Machine learning in astronomy

Master Thesis


Permanent link to this Item
Journal Title
Link to Journal
Journal ISSN
Volume Title

University of Cape Town

The search to find answers to the deepest questions we have about the Universe has fueled the collection of data for ever larger volumes of our cosmos. The field of supernova cosmology, for example, is seeing continuous development with upcoming surveys set to produce a vast amount of data that will require new statistical inference and machine learning techniques for processing and analysis. Distinguishing between real objects and artefacts is one of the first steps in any transient science pipeline and, currently, is still carried out by humans - often leading to hand scanners having to sort hundreds or thousands of images per night. This is a time-consuming activity introducing human biases that are extremely hard to characterise.
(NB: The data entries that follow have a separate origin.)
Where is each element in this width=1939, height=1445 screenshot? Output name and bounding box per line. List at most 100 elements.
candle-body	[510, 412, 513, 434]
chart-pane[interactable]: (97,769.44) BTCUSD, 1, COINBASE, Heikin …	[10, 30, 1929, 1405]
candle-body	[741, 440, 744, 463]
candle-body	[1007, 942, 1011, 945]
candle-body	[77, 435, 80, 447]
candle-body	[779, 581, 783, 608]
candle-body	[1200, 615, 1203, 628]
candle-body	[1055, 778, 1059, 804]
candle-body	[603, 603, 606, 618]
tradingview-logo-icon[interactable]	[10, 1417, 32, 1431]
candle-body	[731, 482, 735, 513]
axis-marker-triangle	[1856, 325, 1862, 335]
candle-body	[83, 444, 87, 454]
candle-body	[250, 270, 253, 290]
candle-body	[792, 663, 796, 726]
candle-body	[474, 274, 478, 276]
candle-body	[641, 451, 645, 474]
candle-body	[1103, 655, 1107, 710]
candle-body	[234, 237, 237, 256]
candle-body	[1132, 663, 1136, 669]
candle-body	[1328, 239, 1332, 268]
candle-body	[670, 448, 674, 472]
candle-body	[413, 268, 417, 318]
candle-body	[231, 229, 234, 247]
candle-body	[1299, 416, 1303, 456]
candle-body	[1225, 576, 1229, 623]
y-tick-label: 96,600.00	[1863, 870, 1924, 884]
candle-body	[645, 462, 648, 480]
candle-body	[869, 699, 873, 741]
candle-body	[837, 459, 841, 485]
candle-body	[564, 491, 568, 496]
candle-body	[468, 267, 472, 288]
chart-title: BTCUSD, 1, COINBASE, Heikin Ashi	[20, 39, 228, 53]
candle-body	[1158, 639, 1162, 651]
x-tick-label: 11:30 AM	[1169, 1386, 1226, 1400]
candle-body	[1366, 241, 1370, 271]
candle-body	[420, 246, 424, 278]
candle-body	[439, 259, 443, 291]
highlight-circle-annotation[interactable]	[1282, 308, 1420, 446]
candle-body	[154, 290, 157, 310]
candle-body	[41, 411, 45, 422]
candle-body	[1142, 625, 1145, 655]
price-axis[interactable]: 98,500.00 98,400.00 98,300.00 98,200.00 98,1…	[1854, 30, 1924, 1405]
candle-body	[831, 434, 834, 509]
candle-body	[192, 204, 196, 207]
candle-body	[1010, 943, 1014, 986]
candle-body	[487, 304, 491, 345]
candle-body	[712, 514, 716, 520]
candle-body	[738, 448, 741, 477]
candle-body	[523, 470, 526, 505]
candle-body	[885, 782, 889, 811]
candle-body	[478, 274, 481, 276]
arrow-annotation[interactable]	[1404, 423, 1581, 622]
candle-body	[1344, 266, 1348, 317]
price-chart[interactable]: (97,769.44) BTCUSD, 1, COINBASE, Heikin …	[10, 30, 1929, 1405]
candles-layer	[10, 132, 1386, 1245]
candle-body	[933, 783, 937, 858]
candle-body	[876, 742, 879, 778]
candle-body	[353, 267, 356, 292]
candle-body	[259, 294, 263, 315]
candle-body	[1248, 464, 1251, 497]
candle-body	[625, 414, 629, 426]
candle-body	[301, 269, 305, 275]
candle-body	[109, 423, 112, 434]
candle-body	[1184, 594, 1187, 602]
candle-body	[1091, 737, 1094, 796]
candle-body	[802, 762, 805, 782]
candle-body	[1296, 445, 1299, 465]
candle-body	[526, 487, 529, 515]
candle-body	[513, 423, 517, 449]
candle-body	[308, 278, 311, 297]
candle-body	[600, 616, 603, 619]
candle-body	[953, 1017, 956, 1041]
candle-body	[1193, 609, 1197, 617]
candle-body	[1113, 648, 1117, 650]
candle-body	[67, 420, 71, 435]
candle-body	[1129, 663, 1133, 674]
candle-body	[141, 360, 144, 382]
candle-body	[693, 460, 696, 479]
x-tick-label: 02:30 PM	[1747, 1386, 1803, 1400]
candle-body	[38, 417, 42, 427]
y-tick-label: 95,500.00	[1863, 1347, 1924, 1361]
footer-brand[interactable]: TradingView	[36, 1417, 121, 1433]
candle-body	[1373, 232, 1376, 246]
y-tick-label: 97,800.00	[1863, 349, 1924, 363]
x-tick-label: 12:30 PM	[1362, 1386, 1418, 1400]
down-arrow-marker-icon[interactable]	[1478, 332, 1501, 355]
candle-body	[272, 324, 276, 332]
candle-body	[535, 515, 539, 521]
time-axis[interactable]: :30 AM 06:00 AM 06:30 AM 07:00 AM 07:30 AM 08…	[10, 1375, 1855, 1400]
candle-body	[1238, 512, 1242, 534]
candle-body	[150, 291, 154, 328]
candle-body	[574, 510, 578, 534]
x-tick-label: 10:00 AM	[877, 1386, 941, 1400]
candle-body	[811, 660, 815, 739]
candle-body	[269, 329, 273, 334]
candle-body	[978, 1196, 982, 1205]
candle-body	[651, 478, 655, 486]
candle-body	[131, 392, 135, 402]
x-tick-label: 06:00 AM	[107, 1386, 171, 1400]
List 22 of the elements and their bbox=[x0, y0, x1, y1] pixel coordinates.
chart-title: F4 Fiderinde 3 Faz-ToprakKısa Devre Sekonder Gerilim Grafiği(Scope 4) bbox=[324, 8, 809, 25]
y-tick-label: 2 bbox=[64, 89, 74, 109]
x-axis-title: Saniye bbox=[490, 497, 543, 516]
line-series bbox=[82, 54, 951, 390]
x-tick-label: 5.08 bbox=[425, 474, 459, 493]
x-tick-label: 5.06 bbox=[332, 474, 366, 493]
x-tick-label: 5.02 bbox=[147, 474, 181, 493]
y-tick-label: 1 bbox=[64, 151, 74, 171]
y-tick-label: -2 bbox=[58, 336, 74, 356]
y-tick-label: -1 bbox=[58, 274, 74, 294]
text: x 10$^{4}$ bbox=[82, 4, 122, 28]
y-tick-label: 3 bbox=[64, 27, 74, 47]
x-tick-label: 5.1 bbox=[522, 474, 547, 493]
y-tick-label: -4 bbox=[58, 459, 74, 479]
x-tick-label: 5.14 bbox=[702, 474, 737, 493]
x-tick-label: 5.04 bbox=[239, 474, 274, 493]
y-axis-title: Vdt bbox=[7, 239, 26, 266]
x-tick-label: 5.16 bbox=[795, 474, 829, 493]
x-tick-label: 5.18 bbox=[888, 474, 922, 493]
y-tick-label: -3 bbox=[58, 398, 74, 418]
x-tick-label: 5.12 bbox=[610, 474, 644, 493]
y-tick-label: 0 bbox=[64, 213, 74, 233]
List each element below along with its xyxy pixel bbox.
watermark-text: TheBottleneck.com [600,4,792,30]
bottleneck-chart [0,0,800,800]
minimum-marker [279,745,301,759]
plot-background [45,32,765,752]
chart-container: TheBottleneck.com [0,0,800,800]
To succeed in the objectives of future transient surveys, the successful substitution of human hand scanners with machine learning techniques for the purpose of this artefact-transient classification therefore represents a vital frontier. In this thesis we test various machine learning algorithms and show that many of them can match the human hand scanner performance in classifying transient difference g, r and i-band imaging data from the SDSS-II SN Survey into real objects and artefacts. Using principal component analysis and linear discriminant analysis, we construct a grand total of 56 feature sets with which to train, optimise and test a Minimum Error Classifier (MEC), a naive Bayes classifier, a k-Nearest Neighbours (kNN) algorithm, a Support Vector Machine (SVM) and the SkyNet artificial neural network.